Given that this is underwhelmingly where we are, you'd think I might make a better job of the one freebie which has come my way this year, and yes, I'm talking about Blason de Bourgogne Chablis which arrives courtesy of the altogether unimprovable Cube Communications, complete with a first-rate instructions sheet (the wine is 'Fine-boned and pure') plus tasting notes ('crystalline purity to the nose', 'crunchy orchard fruits', 'linear') so I don't have to do any thinking. And it tells me to pair it with 'a shellfish platter and goats' cheese', with that sophisticated positioning of the apostrophe to indicate that I'm the kind of guy who eats cheeses made from the milk of more than one goat, so freebooting yet discerning is my palate.
So. I go and get my bottle, which has been delivered to PK's house, but which I feel does not technically put it in breach of the no collection rule.
'You are going to write about it?' PK says, clearly thinking that it's something he'd be better suited to.
'Of course,' I say, taking the bottle home, placing it reverentially in my empty wine rack, admiring its sleek proportions and dignified labelling, and then forgetting about it.
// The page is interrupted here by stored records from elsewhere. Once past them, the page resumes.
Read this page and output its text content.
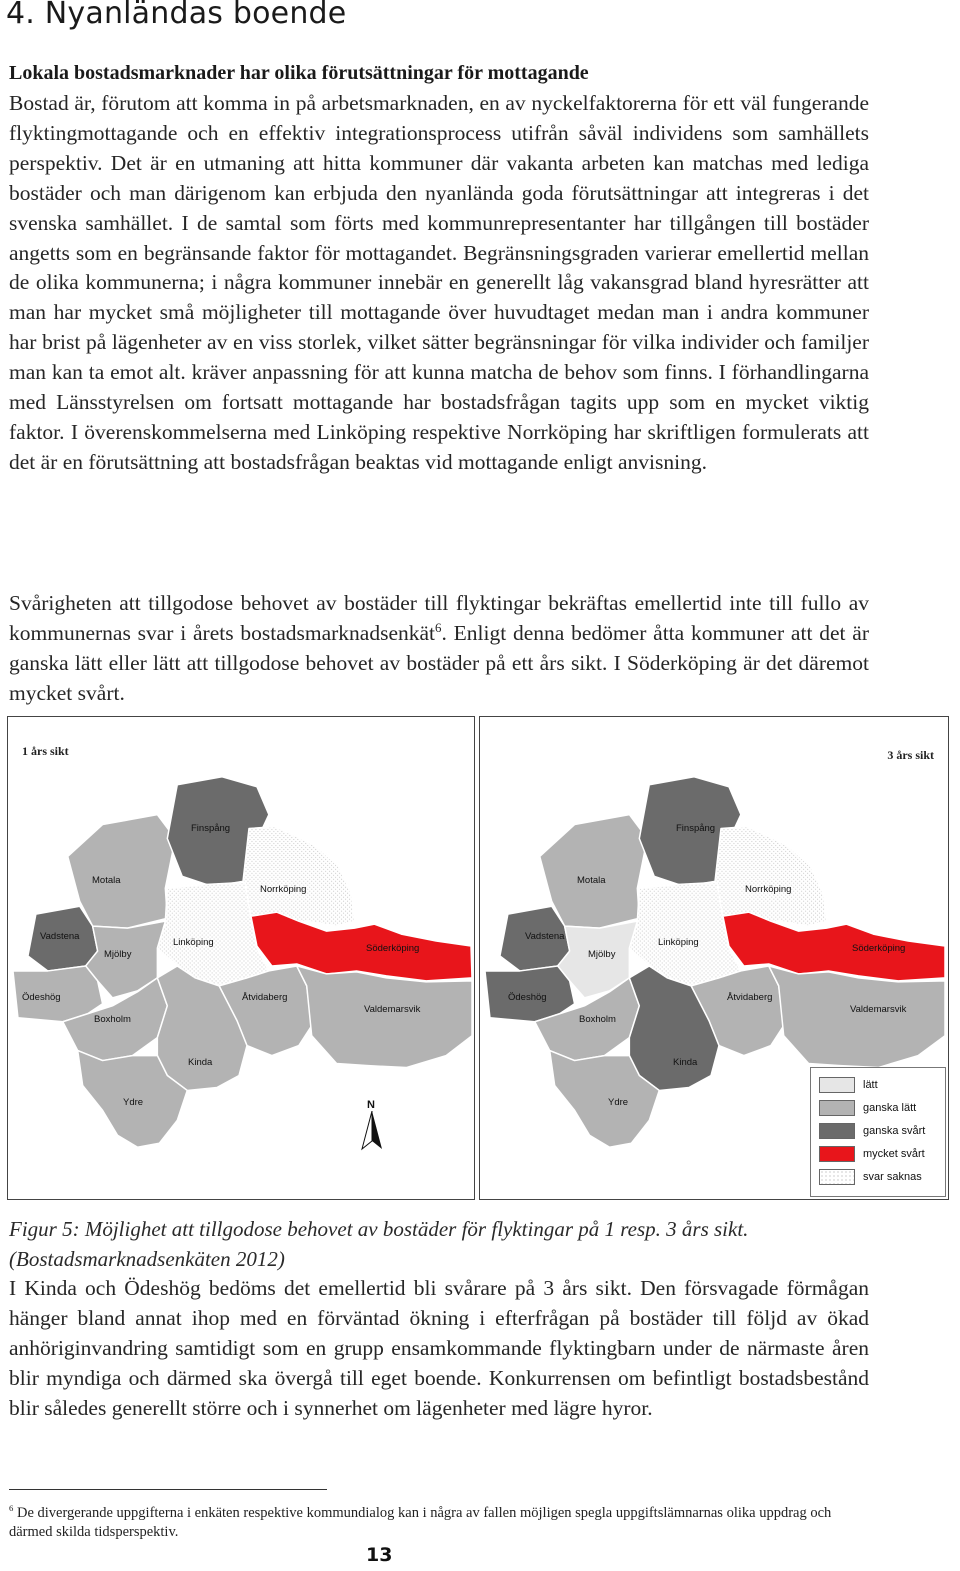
4. Nyanländas boende
Lokala bostadsmarknader har olika förutsättningar för mottagande

Bostad är, förutom att komma in på arbetsmarknaden, en av nyckelfaktorerna för ett väl fungerande flyktingmottagande och en effektiv integrationsprocess utifrån såväl individens som samhällets perspektiv. Det är en utmaning att hitta kommuner där vakanta arbeten kan matchas med lediga bostäder och man därigenom kan erbjuda den nyanlända goda förutsättningar att integreras i det svenska samhället. I de samtal som förts med kommunrepresentanter har tillgången till bostäder angetts som en begränsande faktor för mottagandet. Begränsningsgraden varierar emellertid mellan de olika kommunerna; i några kommuner innebär en generellt låg vakansgrad bland hyresrätter att man har mycket små möjligheter till mottagande över huvudtaget medan man i andra kommuner har brist på lägenheter av en viss storlek, vilket sätter begränsningar för vilka individer och familjer man kan ta emot alt. kräver anpassning för att kunna matcha de behov som finns. I förhandlingarna med Länsstyrelsen om fortsatt mottagande har bostadsfrågan tagits upp som en mycket viktig faktor. I överenskommelserna med Linköping respektive Norrköping har skriftligen formulerats att det är en förutsättning att bostadsfrågan beaktas vid mottagande enligt anvisning.

Svårigheten att tillgodose behovet av bostäder till flyktingar bekräftas emellertid inte till fullo av kommunernas svar i årets bostadsmarknadsenkät$^6$. Enligt denna bedömer åtta kommuner att det är ganska lätt eller lätt att tillgodose behovet av bostäder på ett års sikt. I Söderköping är det däremot mycket svårt.

1 års sikt
Finspång
Motala
Norrköping
Vadstena
Mjölby
Linköping
Söderköping
Ödeshög	Åtvidaberg
Valdemarsvik
Boxholm
Kinda
Ydre	N
3 års sikt
Finspång
Motala
Norrköping
Vadstena
Mjölby
Linköping
Söderköping
Ödeshög	Åtvidaberg
Valdemarsvik
Boxholm
Kinda
Ydre
lätt
ganska lätt
ganska svårt
mycket svårt
svar saknas

Figur 5: Möjlighet att tillgodose behovet av bostäder för flyktingar på 1 resp. 3 års sikt.
(Bostadsmarknadsenkäten 2012)

I Kinda och Ödeshög bedöms det emellertid bli svårare på 3 års sikt. Den försvagade förmågan hänger bland annat ihop med en förväntad ökning i efterfrågan på bostäder till följd av ökad anhöriginvandring samtidigt som en grupp ensamkommande flyktingbarn under de närmaste åren blir myndiga och därmed ska övergå till eget boende. Konkurrensen om befintligt bostadsbestånd blir således generellt större och i synnerhet om lägenheter med lägre hyror.

$^6$ De divergerande uppgifterna i enkäten respektive kommundialog kan i några av fallen möjligen spegla uppgiftslämnarnas olika uppdrag och därmed skilda tidsperspektiv.

13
A few of days later, in an abstracted state, I pull the thing out, chill it, open it, and drink about half the contents. I have nothing with which to write any tasting notes; in fact, I am barely aware of what I am drinking, other than to observe that it has a cork, not my usual style, and goes down without making my eyes water or my chest clench, again, not my usual style. I dispatch the rest a day or so after that, still only half-aware that this is a quality wine - which means that either it isn't a quality wine at all and that its virtues are so modest they barely cut through the dull ache which I recognise as consciousness; or that I can no longer tell the difference between good and bad wines. The latter seems more compelling, but whatever else, it certainly means that I have taken my one authentic gift of the year and squandered it. I have also thrown away the piece of paper containing crystalline purity. And the bottle. In fact, the Blason de Bourgogne Chablis might as well not have existed.
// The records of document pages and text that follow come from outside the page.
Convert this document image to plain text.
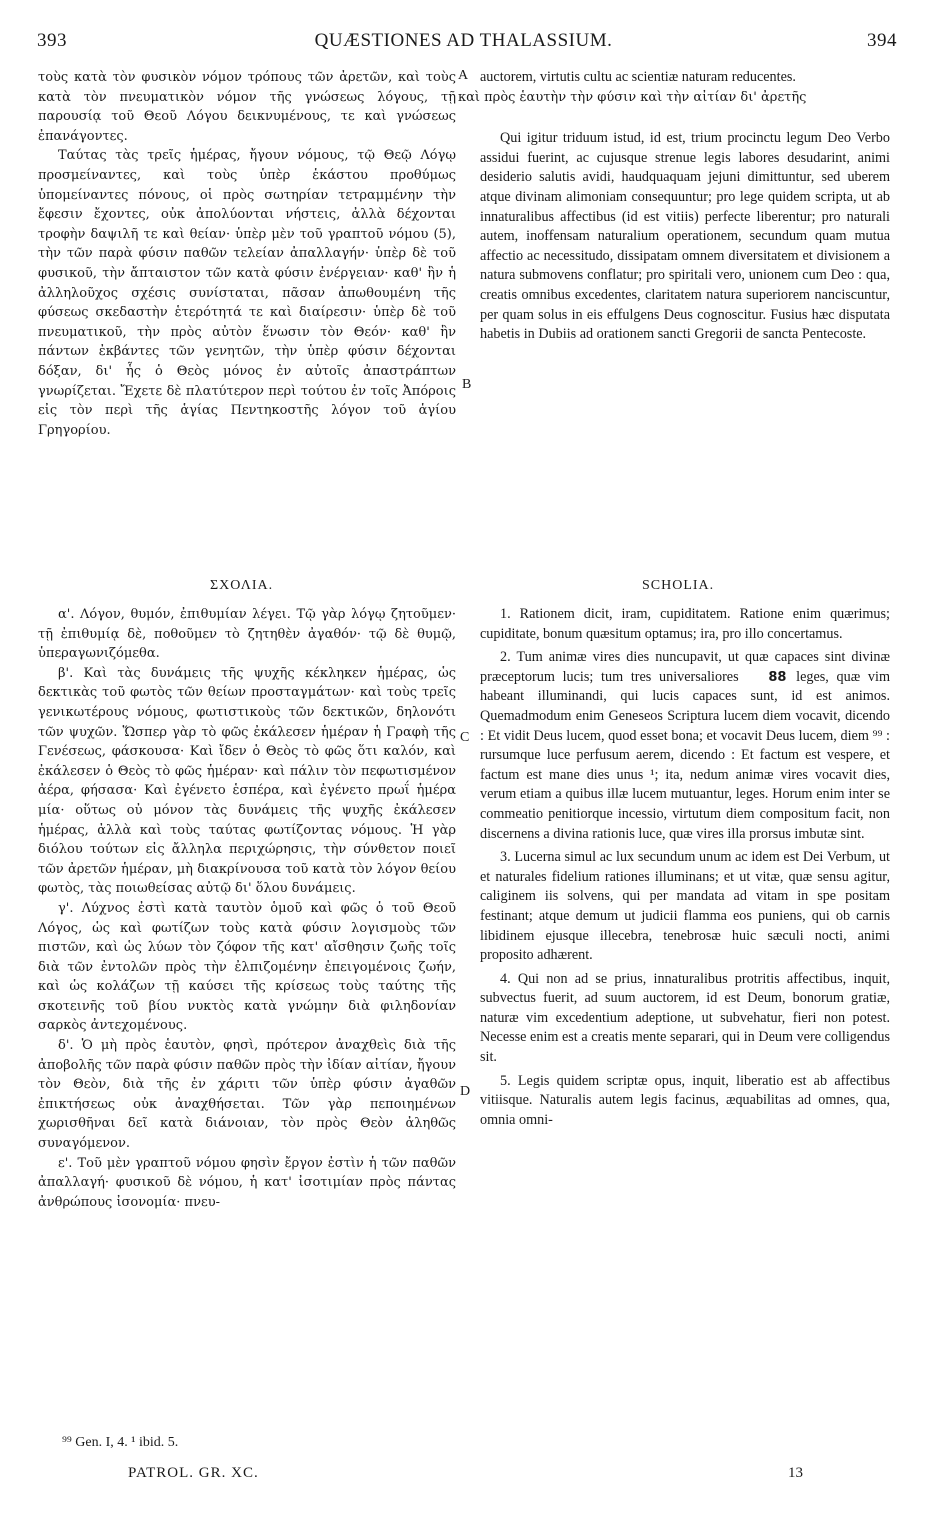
393	QUÆSTIONES AD THALASSIUM.	394

τοὺς κατὰ τὸν φυσικὸν νόμον τρόπους τῶν ἀρετῶν, καὶ τοὺς κατὰ τὸν πνευματικὸν νόμον τῆς γνώσεως λόγους, τῇ παρουσίᾳ τοῦ Θεοῦ Λόγου δεικνυμένους, τε καὶ γνώσεως ἐπανάγοντες.

Ταύτας τὰς τρεῖς ἡμέρας, ἤγουν νόμους, τῷ Θεῷ Λόγῳ προσμείναντες, καὶ τοὺς ὑπὲρ ἑκάστου προθύμως ὑπομείναντες πόνους, οἱ πρὸς σωτηρίαν τετραμμένην τὴν ἔφεσιν ἔχοντες, οὐκ ἀπολύονται νήστεις, ἀλλὰ δέχονται τροφὴν δαψιλῆ τε καὶ θείαν· ὑπὲρ μὲν τοῦ γραπτοῦ νόμου (5), τὴν τῶν παρὰ φύσιν παθῶν τελείαν ἀπαλλαγήν· ὑπὲρ δὲ τοῦ φυσικοῦ, τὴν ἄπταιστον τῶν κατὰ φύσιν ἐνέργειαν· καθ' ἣν ἡ ἀλληλοῦχος σχέσις συνίσταται, πᾶσαν ἀπωθουμένη τῆς φύσεως σκεδαστὴν ἑτερότητά τε καὶ διαίρεσιν· ὑπὲρ δὲ τοῦ πνευματικοῦ, τὴν πρὸς αὐτὸν ἕνωσιν τὸν Θεόν· καθ' ἣν πάντων ἐκβάντες τῶν γενητῶν, τὴν ὑπὲρ φύσιν δέχονται δόξαν, δι' ἧς ὁ Θεὸς μόνος ἐν αὐτοῖς ἀπαστράπτων γνωρίζεται. Ἔχετε δὲ πλατύτερον περὶ τούτου ἐν τοῖς Ἀπόροις εἰς τὸν περὶ τῆς ἁγίας Πεντηκοστῆς λόγον τοῦ ἁγίου Γρηγορίου.

auctorem, virtutis cultu ac scientiæ naturam reducentes.

καὶ πρὸς ἑαυτὴν τὴν φύσιν καὶ τὴν αἰτίαν δι' ἀρετῆς

Qui igitur triduum istud, id est, trium procinctu legum Deo Verbo assidui fuerint, ac cujusque strenue legis labores desudarint, animi desiderio salutis avidi, haudquaquam jejuni dimittuntur, sed uberem atque divinam alimoniam consequuntur; pro lege quidem scripta, ut ab innaturalibus affectibus (id est vitiis) perfecte liberentur; pro naturali autem, inoffensam naturalium operationem, secundum quam mutua affectio ac necessitudo, dissipatam omnem diversitatem et divisionem a natura submovens conflatur; pro spiritali vero, unionem cum Deo : qua, creatis omnibus excedentes, claritatem natura superiorem nanciscuntur, per quam solus in eis effulgens Deus cognoscitur. Fusius hæc disputata habetis in Dubiis ad orationem sancti Gregorii de sancta Pentecoste.

A
B
C
D
ΣΧΟΛΙΑ.	SCHOLIA.

α'. Λόγον, θυμόν, ἐπιθυμίαν λέγει. Τῷ γὰρ λόγῳ ζητοῦμεν· τῇ ἐπιθυμίᾳ δὲ, ποθοῦμεν τὸ ζητηθὲν ἀγαθόν· τῷ δὲ θυμῷ, ὑπεραγωνιζόμεθα.

β'. Καὶ τὰς δυνάμεις τῆς ψυχῆς κέκληκεν ἡμέρας, ὡς δεκτικὰς τοῦ φωτὸς τῶν θείων προσταγμάτων· καὶ τοὺς τρεῖς γενικωτέρους νόμους, φωτιστικοὺς τῶν δεκτικῶν, δηλονότι τῶν ψυχῶν. Ὥσπερ γὰρ τὸ φῶς ἐκάλεσεν ἡμέραν ἡ Γραφὴ τῆς Γενέσεως, φάσκουσα· Καὶ ἴδεν ὁ Θεὸς τὸ φῶς ὅτι καλόν, καὶ ἐκάλεσεν ὁ Θεὸς τὸ φῶς ἡμέραν· καὶ πάλιν τὸν πεφωτισμένον ἀέρα, φήσασα· Καὶ ἐγένετο ἑσπέρα, καὶ ἐγένετο πρωΐ ἡμέρα μία· οὕτως οὐ μόνον τὰς δυνάμεις τῆς ψυχῆς ἐκάλεσεν ἡμέρας, ἀλλὰ καὶ τοὺς ταύτας φωτίζοντας νόμους. Ἡ γὰρ διόλου τούτων εἰς ἄλληλα περιχώρησις, τὴν σύνθετον ποιεῖ τῶν ἀρετῶν ἡμέραν, μὴ διακρίνουσα τοῦ κατὰ τὸν λόγον θείου φωτὸς, τὰς ποιωθείσας αὐτῷ δι' ὅλου δυνάμεις.

γ'. Λύχνος ἐστὶ κατὰ ταυτὸν ὁμοῦ καὶ φῶς ὁ τοῦ Θεοῦ Λόγος, ὡς καὶ φωτίζων τοὺς κατὰ φύσιν λογισμοὺς τῶν πιστῶν, καὶ ὡς λύων τὸν ζόφον τῆς κατ' αἴσθησιν ζωῆς τοῖς διὰ τῶν ἐντολῶν πρὸς τὴν ἐλπιζομένην ἐπειγομένοις ζωήν, καὶ ὡς κολάζων τῇ καύσει τῆς κρίσεως τοὺς ταύτης τῆς σκοτεινῆς τοῦ βίου νυκτὸς κατὰ γνώμην διὰ φιληδονίαν σαρκὸς ἀντεχομένους.

δ'. Ὁ μὴ πρὸς ἑαυτὸν, φησὶ, πρότερον ἀναχθεὶς διὰ τῆς ἀποβολῆς τῶν παρὰ φύσιν παθῶν πρὸς τὴν ἰδίαν αἰτίαν, ἤγουν τὸν Θεὸν, διὰ τῆς ἐν χάριτι τῶν ὑπὲρ φύσιν ἀγαθῶν ἐπικτήσεως οὐκ ἀναχθήσεται. Τῶν γὰρ πεποιημένων χωρισθῆναι δεῖ κατὰ διάνοιαν, τὸν πρὸς Θεὸν ἀληθῶς συναγόμενον.

ε'. Τοῦ μὲν γραπτοῦ νόμου φησὶν ἔργον ἐστὶν ἡ τῶν παθῶν ἀπαλλαγή· φυσικοῦ δὲ νόμου, ἡ κατ' ἰσοτιμίαν πρὸς πάντας ἀνθρώπους ἰσονομία· πνευ-

1. Rationem dicit, iram, cupiditatem. Ratione enim quærimus; cupiditate, bonum quæsitum optamus; ira, pro illo concertamus.

2. Tum animæ vires dies nuncupavit, ut quæ capaces sint divinæ præceptorum lucis; tum tres universaliores 88 leges, quæ vim habeant illuminandi, qui lucis capaces sunt, id est animos. Quemadmodum enim Geneseos Scriptura lucem diem vocavit, dicendo : Et vidit Deus lucem, quod esset bona; et vocavit Deus lucem, diem ⁹⁹ : rursumque luce perfusum aerem, dicendo : Et factum est vespere, et factum est mane dies unus ¹; ita, nedum animæ vires vocavit dies, verum etiam a quibus illæ lucem mutuantur, leges. Horum enim inter se commeatio penitiorque incessio, virtutum diem compositum facit, non discernens a divina rationis luce, quæ vires illa prorsus imbutæ sint.

3. Lucerna simul ac lux secundum unum ac idem est Dei Verbum, ut et naturales fidelium rationes illuminans; et ut vitæ, quæ sensu agitur, caliginem iis solvens, qui per mandata ad vitam in spe positam festinant; atque demum ut judicii flamma eos puniens, qui ob carnis libidinem ejusque illecebra, tenebrosæ huic sæculi nocti, animi proposito adhærent.

4. Qui non ad se prius, innaturalibus protritis affectibus, inquit, subvectus fuerit, ad suum auctorem, id est Deum, bonorum gratiæ, naturæ vim excedentium adeptione, ut subvehatur, fieri non potest. Necesse enim est a creatis mente separari, qui in Deum vere colligendus sit.

5. Legis quidem scriptæ opus, inquit, liberatio est ab affectibus vitiisque. Naturalis autem legis facinus, æquabilitas ad omnes, qua, omnia omni-

⁹⁹ Gen. I, 4. ¹ ibid. 5.
PATROL. GR. XC.	13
Then, of course, PK starts enquiring after it, have I drunk it yet, how am I finding it? I am now a fourteen year old schoolboy, obliged to explain that not only have I not done the homework, but have lost the materials I needed to do it with. This is clearly a huge test of PK's inner decency, but instead of punching me or storming out of the room, he re-supplies the peripheral material while stopping short of letting me have his bottle of Blason de Bourgogne Chablis in order that I might re-taste the wine I forgot to taste while I was tasting it. All I can do now is summon up a ghost memory of linearity, oh, and 'green leaves' which are 'draped around a steely core of minerality'. And I'm not saying it didn't possess any of those characteristics.
I can see that if you wanted to promote a wine, then Sediment, on this showing, might not be the best shop window. What can I do? How can I reclaim the integrity which I have clearly abandoned, not just in PK's eyes, but in the eyes of Cube Communications, assuming they're paying any attention to this, and French winemakers generally? This is what happens when you let your standards slip: I've not only let PK down, I've let down the makers of Blason de Bourgogne Chablis, and, worst of all, I've let myself down. Although, let's not kid ourselves, that last one happens most days anyway.